Dead Man’s Wire review – Gus Van Sant calls the shots with surreal true-crime thriller

Venice film festival
Al Pacino, Colman Domingo and Myha’la excel in this gripping take on the events of 1977 when an Indianapolis businessman held his mortgage broker hostage

With terrific chutzpah, black-comic flair and cool, cruel unsentimentality, screenwriter Austin Kolodney and director Gus Van Sant have made a true-crime suspense thriller set in the 1970s, tapping into the spirit of both Sidney Lumet’s Dog Day Afternoon and Network. Apart from anything else, it is a reminder that in that post-Kennedy, post-Watergate age, plenty of lawless and febrile things happened that would now be considered phenomena purely attributable to social media.

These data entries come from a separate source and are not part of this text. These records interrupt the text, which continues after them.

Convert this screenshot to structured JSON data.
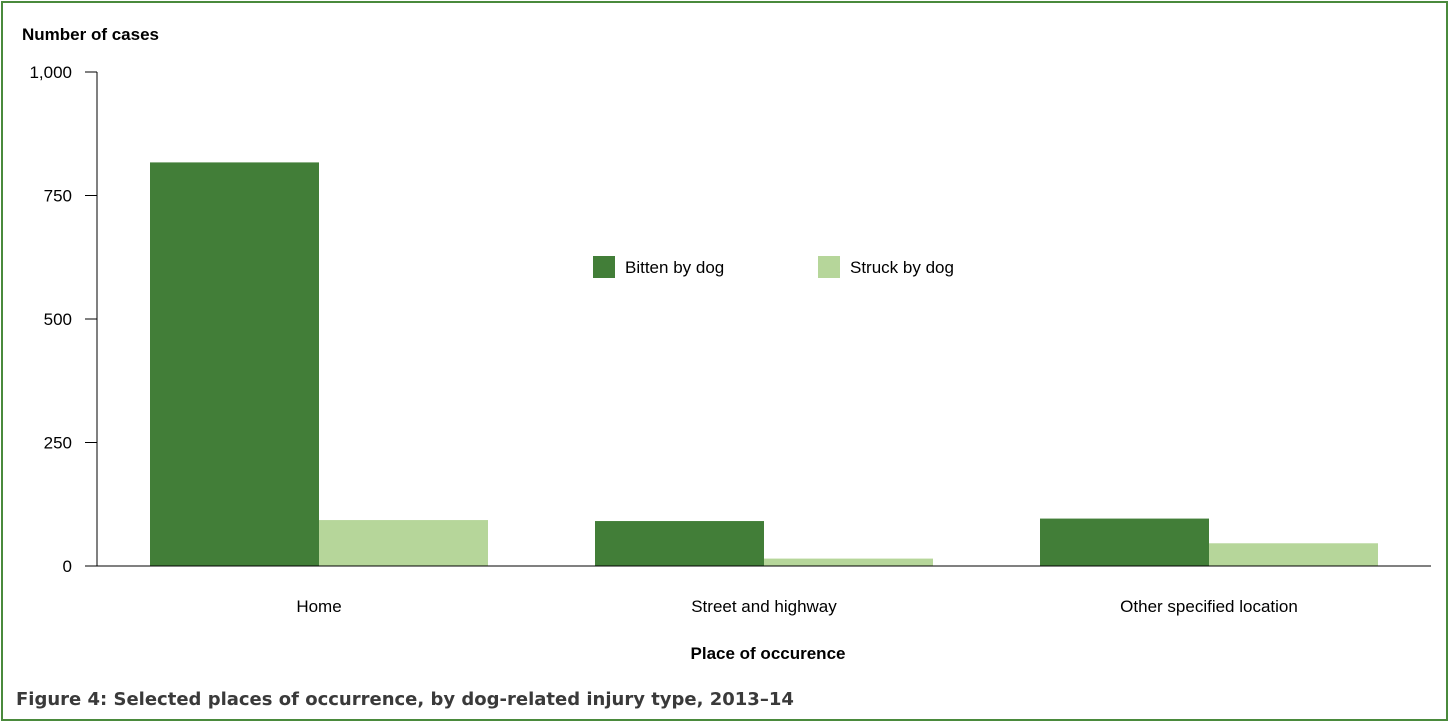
{
  "caption": "Figure 4: Selected places of occurrence, by dog-related injury type, 2013–14",
  "colors": {
    "frame": "#4a8a3c",
    "bitten": "#427e38",
    "struck": "#b6d69a"
  },
  "chart_data": {
    "type": "bar",
    "ylabel": "Number of cases",
    "xlabel": "Place of occurence",
    "ylim": [
      0,
      1000
    ],
    "yticks": [
      0,
      250,
      500,
      750,
      1000
    ],
    "ytick_labels": [
      "0",
      "250",
      "500",
      "750",
      "1,000"
    ],
    "categories": [
      "Home",
      "Street and highway",
      "Other specified location"
    ],
    "series": [
      {
        "name": "Bitten by dog",
        "values": [
          817,
          91,
          96
        ]
      },
      {
        "name": "Struck by dog",
        "values": [
          93,
          15,
          46
        ]
      }
    ],
    "legend_position": "center",
    "grid": false
  }
}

In 1977, an Indianapolis businessman named Tony Kiritsis, with many acquaintances in the police department, kidnapped a mortgage broker named Richard Hall, and tied Hall’s neck with a “dead man’s wire” to his shotgun, which would therefore go off if police sharpshooters tried to kill him. Kiritsis even paraded his victim like this on TV while he read out his demands, a grotesque display in which national TV networks were blandly complicit. Van Sant’s recreation of this extraordinary moment calls to mind the killing of Lee Harvey Oswald by Jack Ruby in front of police and press.